Labour's problem is that having ditched Corbyn's mass-membership funding model - actually passing much of that membership and fund-raising income over to the Green Party - and also losing input from the wider labour movement - Labour has nowhere to go other than big business.

@GeofCox

I think the causality might be the other way round.... the big business advisors have pushed them towards this funding model?

@ChrisMayLA6

Probably there were push-and-pull factors, true - but I do think the McSweeney faction, that clearly captured Starmer, did not trust the membership/democracy.

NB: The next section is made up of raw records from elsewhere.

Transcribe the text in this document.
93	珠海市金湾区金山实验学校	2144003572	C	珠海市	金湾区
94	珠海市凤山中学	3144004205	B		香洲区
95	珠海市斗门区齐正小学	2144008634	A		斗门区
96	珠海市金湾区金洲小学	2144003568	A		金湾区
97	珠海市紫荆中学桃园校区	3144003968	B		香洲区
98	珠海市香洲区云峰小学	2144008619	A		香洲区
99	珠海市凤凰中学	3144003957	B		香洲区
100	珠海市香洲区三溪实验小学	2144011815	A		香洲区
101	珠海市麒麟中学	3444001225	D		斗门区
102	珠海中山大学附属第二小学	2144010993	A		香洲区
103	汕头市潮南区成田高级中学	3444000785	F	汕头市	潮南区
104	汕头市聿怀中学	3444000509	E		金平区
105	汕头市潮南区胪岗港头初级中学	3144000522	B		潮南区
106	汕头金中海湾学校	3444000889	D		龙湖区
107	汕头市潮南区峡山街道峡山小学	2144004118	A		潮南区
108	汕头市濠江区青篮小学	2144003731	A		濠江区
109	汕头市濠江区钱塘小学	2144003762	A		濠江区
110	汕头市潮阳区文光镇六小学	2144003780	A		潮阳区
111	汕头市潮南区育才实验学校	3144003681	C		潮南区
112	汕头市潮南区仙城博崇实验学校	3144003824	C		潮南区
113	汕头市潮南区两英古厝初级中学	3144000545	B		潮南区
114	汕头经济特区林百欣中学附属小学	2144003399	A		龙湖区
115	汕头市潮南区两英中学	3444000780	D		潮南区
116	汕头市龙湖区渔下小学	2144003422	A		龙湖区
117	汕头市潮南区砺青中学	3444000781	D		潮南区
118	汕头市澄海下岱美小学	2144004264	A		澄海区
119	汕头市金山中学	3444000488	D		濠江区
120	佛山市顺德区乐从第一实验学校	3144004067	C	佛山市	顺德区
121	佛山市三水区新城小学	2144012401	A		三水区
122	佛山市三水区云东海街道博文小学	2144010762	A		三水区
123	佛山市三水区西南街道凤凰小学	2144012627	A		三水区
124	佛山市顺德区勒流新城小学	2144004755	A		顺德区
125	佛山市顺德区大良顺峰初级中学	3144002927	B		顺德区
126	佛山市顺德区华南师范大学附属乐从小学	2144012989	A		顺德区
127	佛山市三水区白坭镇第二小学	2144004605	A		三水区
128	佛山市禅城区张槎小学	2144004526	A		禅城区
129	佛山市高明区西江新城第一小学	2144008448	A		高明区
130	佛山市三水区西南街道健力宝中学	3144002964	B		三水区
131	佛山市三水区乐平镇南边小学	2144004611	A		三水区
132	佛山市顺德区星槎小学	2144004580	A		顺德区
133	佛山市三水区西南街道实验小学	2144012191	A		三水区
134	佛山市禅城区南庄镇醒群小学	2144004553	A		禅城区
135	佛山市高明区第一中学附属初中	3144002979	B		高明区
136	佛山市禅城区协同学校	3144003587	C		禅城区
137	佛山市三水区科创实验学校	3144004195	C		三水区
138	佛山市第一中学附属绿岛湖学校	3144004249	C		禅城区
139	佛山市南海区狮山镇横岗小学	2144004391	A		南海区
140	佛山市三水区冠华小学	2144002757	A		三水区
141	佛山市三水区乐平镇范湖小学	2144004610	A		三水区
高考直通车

Especially after they saw the members overwhelmingly supporting Corbyn, they vowed to take power inside Labour elsewhere - not realising that 'he who pays the piper...'

@GeofCox

yes fair comment... a dialectic, then

@ChrisMayLA6 It should be dead simple legislation along the lines of it being a criminal offence committed by the _party treasurer_ (and the donor) to accept donations unless they come from _people_ entitled to vote in UK elections and for individual donations to be capped at several thousand pounds per year.

@ChrisMayLA6 I used to largely pay for my own council campaign leaflets. The mechanics of which were a donation from my company to the party. Which didn't avoid income tax / corporation tax, but did save the national insurance that I'd have paid on a personal donation.

So the tax treatment of donations to political parties is a little inconsistent, particularly when you also look at inheritance tax.